Amazon SimpleDB is a non-relational database that can be thought of as a NoSQL database that internally helps you store data in multiple regions (replicas) to support high concurrency reads, updates, and so on, only at the Central data node, But in a matter of seconds, the changes can be propagated to other nodes. From this, it can be seen that SimpleDB is providing the final consistency.
But SimpleDB has an option (consistentread=true) for reading to tell that a strong consistent read is performed, and simpledb can only go to the central data node to read it, and it is clear that this will certainly sacrifice some efficiency.
The SimpleDB internally uses density to store slightly lower drive memory, so simpledb is better suited for storing small, fragmented, fragmented data. You can use Amazon S3 to store large data elements or files. There is a usage scenario where you can use S3 to store real data and use SimpleDB to store the index of that data.
Understand the above, and look at the SimpleDB data model below. It is important to know that it does not have the same pattern as a relational database, and that its pattern is very flexible.
From the data structure to see its data model, data structure is generally:
Map<string, map<string, set<string> > >
If you look at this, you know how it's stored, congratulations, if you don't understand. The Amazon SimpleDB data model consists of fields, projects, properties, and values, and the domain is a collection of items that are described by property-value pairs.

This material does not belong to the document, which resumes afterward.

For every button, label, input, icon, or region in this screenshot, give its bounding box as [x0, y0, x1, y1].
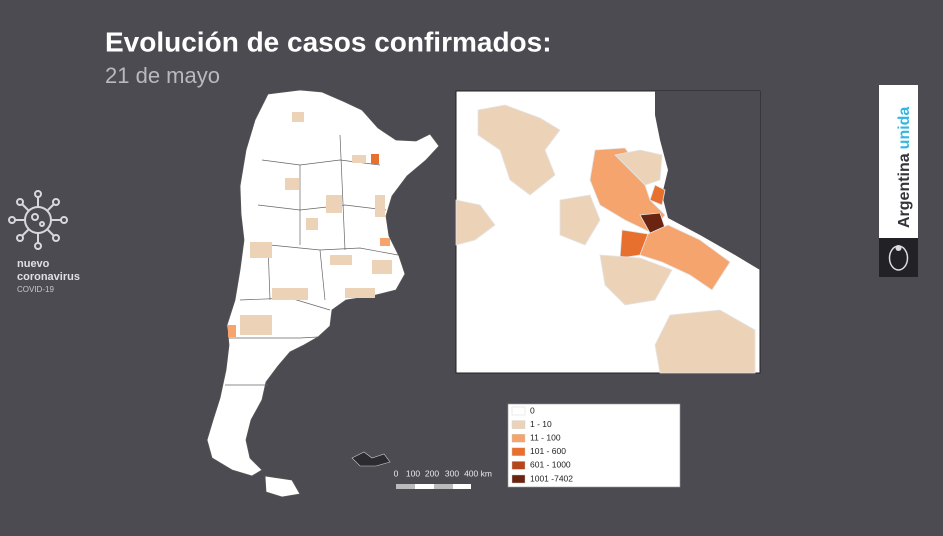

Fields you can understand as tables, items can be understood as a record in a table, attributes are columns, and values are well understood. Note that the SimpleDB domain has a 10GB limit, so you have to partition yourself to avoid exceeding this limit. If you do not want to have this restriction, you can use another Amazon Nosql,dynamodb, say, we are back, if so, why is it set<string>, because SimpleDB's data model properties can be associated with multiple values, so is the set , rather than string, gives great flexibility.